身代わりに関係をもって、一年待たせて成就したと思えば離れ離れになる時間の方が長かった。ようやく腰を据えてゆっくり過ごせると思ったら、こうやって別れることになってしまう。
(俺はお前の良い相方じゃなかったな…)
不出来な恋人をもってさぞ不安な日々を過ごしたことだろう。ずっとずっと待つばかりだったはずだ。そう思えば、本山が感情的になって伊庭を引き止めようとするのは当然なのかもしれないし、それを振り払ってでも戦に向かう自分は随分と我儘なのかもしれない。

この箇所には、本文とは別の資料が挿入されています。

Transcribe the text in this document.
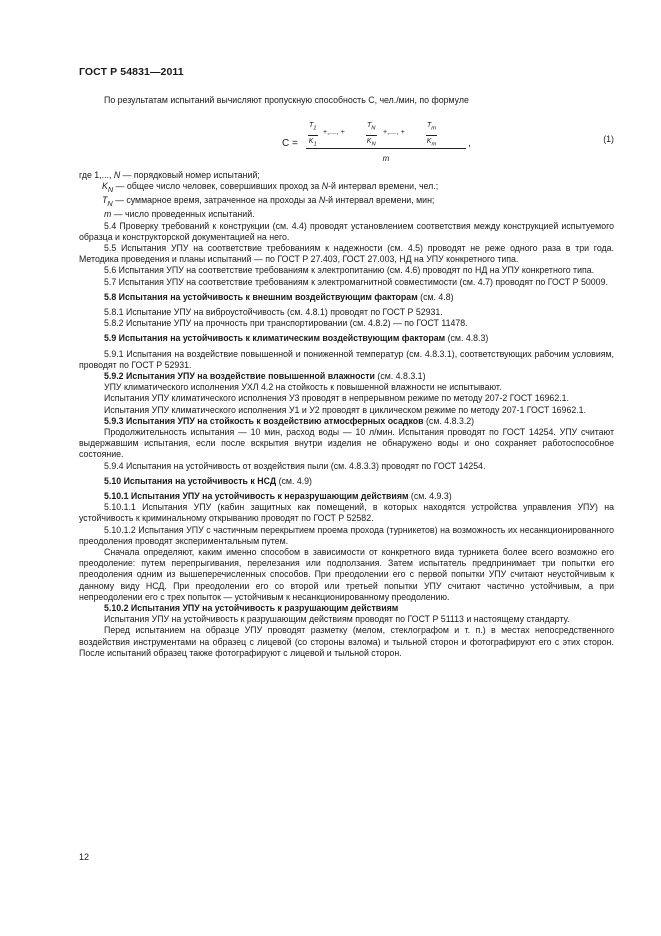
ГОСТ Р 54831—2011

По результатам испытаний вычисляют пропускную способность С, чел./мин, по формуле

С =
$T_1$
$K_1$
+,...., +
$T_N$
$K_N$
+,...., +
$T_m$
$K_m$
m
,	(1)

где 1,..., N — порядковый номер испытаний;

$K_N$ — общее число человек, совершивших проход за N-й интервал времени, чел.;

$T_N$ — суммарное время, затраченное на проходы за N-й интервал времени, мин;

m — число проведенных испытаний.

5.4 Проверку требований к конструкции (см. 4.4) проводят установлением соответствия между конструкцией испытуемого образца и конструкторской документацией на него.

5.5 Испытания УПУ на соответствие требованиям к надежности (см. 4.5) проводят не реже одного раза в три года. Методика проведения и планы испытаний — по ГОСТ Р 27.403, ГОСТ 27.003, НД на УПУ конкретного типа.

5.6 Испытания УПУ на соответствие требованиям к электропитанию (см. 4.6) проводят по НД на УПУ конкретного типа.

5.7 Испытания УПУ на соответствие требованиям к электромагнитной совместимости (см. 4.7) проводят по ГОСТ Р 50009.

5.8 Испытания на устойчивость к внешним воздействующим факторам (см. 4.8)

5.8.1 Испытание УПУ на виброустойчивость (см. 4.8.1) проводят по ГОСТ Р 52931.

5.8.2 Испытание УПУ на прочность при транспортировании (см. 4.8.2) — по ГОСТ 11478.

5.9 Испытания на устойчивость к климатическим воздействующим факторам (см. 4.8.3)

5.9.1 Испытания на воздействие повышенной и пониженной температур (см. 4.8.3.1), соответствующих рабочим условиям, проводят по ГОСТ Р 52931.

5.9.2 Испытания УПУ на воздействие повышенной влажности (см. 4.8.3.1)

УПУ климатического исполнения УХЛ 4.2 на стойкость к повышенной влажности не испытывают.

Испытания УПУ климатического исполнения У3 проводят в непрерывном режиме по методу 207-2 ГОСТ 16962.1.

Испытания УПУ климатического исполнения У1 и У2 проводят в циклическом режиме по методу 207-1 ГОСТ 16962.1.

5.9.3 Испытания УПУ на стойкость к воздействию атмосферных осадков (см. 4.8.3.2)

Продолжительность испытания — 10 мин, расход воды — 10 л/мин. Испытания проводят по ГОСТ 14254. УПУ считают выдержавшим испытания, если после вскрытия внутри изделия не обнаружено воды и оно сохраняет работоспособное состояние.

5.9.4 Испытания на устойчивость от воздействия пыли (см. 4.8.3.3) проводят по ГОСТ 14254.

5.10 Испытания на устойчивость к НСД (см. 4.9)

5.10.1 Испытания УПУ на устойчивость к неразрушающим действиям (см. 4.9.3)

5.10.1.1 Испытания УПУ (кабин защитных как помещений, в которых находятся устройства управления УПУ) на устойчивость к криминальному открыванию проводят по ГОСТ Р 52582.

5.10.1.2 Испытания УПУ с частичным перекрытием проема прохода (турникетов) на возможность их несанкционированного преодоления проводят экспериментальным путем.

Сначала определяют, каким именно способом в зависимости от конкретного вида турникета более всего возможно его преодоление: путем перепрыгивания, перелезания или подползания. Затем испытатель предпринимает три попытки его преодоления одним из вышеперечисленных способов. При преодолении его с первой попытки УПУ считают неустойчивым к данному виду НСД. При преодолении его со второй или третьей попытки УПУ считают частично устойчивым, а при непреодолении его с трех попыток — устойчивым к несанкционированному преодолению.

5.10.2 Испытания УПУ на устойчивость к разрушающим действиям

Испытания УПУ на устойчивость к разрушающим действиям проводят по ГОСТ Р 51113 и настоящему стандарту.

Перед испытанием на образце УПУ проводят разметку (мелом, стеклографом и т. п.) в местах непосредственного воздействия инструментами на образец с лицевой (со стороны взлома) и тыльной сторон и фотографируют его с этих сторон. После испытаний образец также фотографируют с лицевой и тыльной сторон.

12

伊庭は時折訪れる快感の波のようなものをどうにか声を殺してやり過ごす。けれど次第に耐えられなくなって手で口を塞ぐと、すぐに本山が掴んでしまった。
「…ッ、声…!」
「聞きたい」
「あ、…あぁ…こ、た…小太…!」
身体が熱い。これで別れるなんて信じられないくらい、身体の奥は互いの形に刻まれてしまったのにこれからどうやって生きていけばいいのだろう。

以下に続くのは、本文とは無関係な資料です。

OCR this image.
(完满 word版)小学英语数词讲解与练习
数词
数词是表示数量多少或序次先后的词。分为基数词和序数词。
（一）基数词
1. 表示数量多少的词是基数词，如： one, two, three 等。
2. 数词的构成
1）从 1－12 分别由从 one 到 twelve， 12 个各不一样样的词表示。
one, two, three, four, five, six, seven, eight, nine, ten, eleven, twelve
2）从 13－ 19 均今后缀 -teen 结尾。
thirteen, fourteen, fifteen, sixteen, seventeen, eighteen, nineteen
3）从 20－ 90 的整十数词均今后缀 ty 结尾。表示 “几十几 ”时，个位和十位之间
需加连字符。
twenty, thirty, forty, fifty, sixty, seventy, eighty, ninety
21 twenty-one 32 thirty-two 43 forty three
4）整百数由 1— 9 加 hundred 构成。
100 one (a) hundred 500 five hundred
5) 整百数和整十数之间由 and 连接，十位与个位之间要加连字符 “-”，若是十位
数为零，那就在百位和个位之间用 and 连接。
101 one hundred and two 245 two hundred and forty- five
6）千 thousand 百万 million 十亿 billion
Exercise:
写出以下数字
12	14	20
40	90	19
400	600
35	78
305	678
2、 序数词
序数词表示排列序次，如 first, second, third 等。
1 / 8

伊庭は朦朧とした意識のなかで、自分の右手に刻まれた黒子を眺めた。
(未練はこの黒子だけで十分なのに…)
これからのことを考えると、涙が滲む。けれど別れを決めた自分が悲しむ資格などあるはずがなく、ただこの時だけはと彼を抱きしめてその感情を共有するしかなかった。
(お前の手を振りほどくことが、俺の愛情なんだ)
伊庭が目を細めて本山を見つめると彼は不意に伊庭の腕を引いて抱き寄せ、耳元で囁いた。
「必ず…生きて帰れよ」
「…ああ…」

秋の風が吹いて、葉を落としていく。儚い最後の時に美しく舞うように渦を巻いていた。